Hite locked in

At least in the first day and a half of this tournament, Brett Hite appears to be locked in to a bass fishing method and area more than any of the other seven anglers. Once he gets to the northern boundary of this event – the North Grand Island Bridge, located a few miles above Niagara Falls – Hite fires up his outboard only to idle over to another bridge pier.

“There’s just no use leaving this area,” Hite said. “There’s a lot of stuff to fish here, and nobody else is fishing it.”

Hite is drop-shotting a Yamamoto Shad Shaped Worm with a green pumpkin colored back and a pearl belly on a 1/4-ounce Reins Tungsten weight. That weight is key.

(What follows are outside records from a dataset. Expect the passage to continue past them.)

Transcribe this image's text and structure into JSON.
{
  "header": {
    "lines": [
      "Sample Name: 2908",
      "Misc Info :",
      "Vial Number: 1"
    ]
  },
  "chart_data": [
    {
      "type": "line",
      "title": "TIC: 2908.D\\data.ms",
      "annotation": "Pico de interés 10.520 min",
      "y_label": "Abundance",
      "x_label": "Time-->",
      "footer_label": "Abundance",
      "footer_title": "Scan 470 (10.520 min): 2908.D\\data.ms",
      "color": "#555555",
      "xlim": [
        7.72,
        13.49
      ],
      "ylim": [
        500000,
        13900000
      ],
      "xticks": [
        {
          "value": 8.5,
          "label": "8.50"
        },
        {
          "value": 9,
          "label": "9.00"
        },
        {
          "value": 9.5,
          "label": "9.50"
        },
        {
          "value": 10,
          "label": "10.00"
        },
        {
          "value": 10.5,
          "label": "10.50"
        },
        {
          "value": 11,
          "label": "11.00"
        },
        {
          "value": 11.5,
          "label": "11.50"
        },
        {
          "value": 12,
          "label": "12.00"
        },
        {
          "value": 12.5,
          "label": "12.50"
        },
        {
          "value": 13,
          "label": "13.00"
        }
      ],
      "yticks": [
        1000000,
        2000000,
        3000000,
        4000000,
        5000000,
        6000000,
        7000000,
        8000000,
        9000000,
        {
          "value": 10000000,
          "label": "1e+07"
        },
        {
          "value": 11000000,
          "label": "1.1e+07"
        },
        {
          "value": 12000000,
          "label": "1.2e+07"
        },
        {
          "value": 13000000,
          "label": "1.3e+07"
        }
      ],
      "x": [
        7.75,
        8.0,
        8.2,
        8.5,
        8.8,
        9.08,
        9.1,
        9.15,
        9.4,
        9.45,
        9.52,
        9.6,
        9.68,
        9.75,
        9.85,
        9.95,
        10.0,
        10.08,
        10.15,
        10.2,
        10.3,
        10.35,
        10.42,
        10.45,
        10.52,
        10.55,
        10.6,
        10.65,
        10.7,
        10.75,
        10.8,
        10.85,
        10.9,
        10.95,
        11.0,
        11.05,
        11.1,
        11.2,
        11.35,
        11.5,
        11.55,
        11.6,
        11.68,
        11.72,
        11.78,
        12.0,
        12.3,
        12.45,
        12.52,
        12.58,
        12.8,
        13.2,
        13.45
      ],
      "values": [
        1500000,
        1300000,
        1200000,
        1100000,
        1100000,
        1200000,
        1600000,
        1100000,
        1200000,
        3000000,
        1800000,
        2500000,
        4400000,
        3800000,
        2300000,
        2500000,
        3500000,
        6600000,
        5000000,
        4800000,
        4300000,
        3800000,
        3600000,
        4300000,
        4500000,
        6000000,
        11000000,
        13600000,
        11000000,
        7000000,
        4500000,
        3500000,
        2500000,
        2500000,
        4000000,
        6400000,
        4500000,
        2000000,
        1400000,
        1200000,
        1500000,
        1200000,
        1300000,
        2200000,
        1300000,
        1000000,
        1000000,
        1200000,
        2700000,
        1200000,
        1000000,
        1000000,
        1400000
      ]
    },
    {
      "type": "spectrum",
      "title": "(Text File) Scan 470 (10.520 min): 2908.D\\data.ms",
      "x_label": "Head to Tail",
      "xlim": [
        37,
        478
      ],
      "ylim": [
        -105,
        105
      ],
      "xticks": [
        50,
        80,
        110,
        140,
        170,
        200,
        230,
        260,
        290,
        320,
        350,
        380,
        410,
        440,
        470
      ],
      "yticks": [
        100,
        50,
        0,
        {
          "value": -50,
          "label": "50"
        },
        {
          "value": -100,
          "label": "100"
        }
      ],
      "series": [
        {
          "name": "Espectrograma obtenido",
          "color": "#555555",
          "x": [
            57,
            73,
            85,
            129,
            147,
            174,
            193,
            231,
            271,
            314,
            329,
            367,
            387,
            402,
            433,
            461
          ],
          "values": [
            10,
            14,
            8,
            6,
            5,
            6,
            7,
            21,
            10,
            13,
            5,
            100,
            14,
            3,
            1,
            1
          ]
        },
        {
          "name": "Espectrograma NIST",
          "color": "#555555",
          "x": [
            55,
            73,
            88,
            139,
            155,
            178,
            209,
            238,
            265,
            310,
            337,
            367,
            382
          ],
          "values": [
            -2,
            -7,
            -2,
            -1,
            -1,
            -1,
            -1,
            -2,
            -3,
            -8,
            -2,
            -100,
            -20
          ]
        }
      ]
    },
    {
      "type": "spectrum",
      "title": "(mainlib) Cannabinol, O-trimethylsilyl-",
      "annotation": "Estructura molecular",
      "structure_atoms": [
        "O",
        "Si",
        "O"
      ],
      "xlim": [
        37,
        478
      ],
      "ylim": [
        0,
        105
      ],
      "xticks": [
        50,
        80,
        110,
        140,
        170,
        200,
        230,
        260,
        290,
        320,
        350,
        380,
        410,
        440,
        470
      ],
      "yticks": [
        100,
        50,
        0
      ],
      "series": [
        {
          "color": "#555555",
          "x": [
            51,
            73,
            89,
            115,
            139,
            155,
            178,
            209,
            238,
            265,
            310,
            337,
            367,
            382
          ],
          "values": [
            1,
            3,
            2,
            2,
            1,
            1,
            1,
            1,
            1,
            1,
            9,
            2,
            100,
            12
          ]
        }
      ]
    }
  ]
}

“It’s almost like fly fishing,” Hite said. “You want your drop shot to move at the same speed as the current. If you get it too heavy, it gets hung up and it doesn’t look natural. So the trick is to cast upstream and just kind of bounce it along at close to the same speed as the current.”

Hite said the depth here varies between 18 and 10 feet, depending on the bridge pier, and there are some deeper dug out holes.

“I had the fish on to have 12 or 13 pounds yesterday,” Hite said. “I know that potential is living right here, so that’s a good goal for today.”

His two-day total so far is 18-9 with three bass in the boat today weighing 8-7. That gives him a lead of 8-9 over Combs with just over an hour left in this morning session.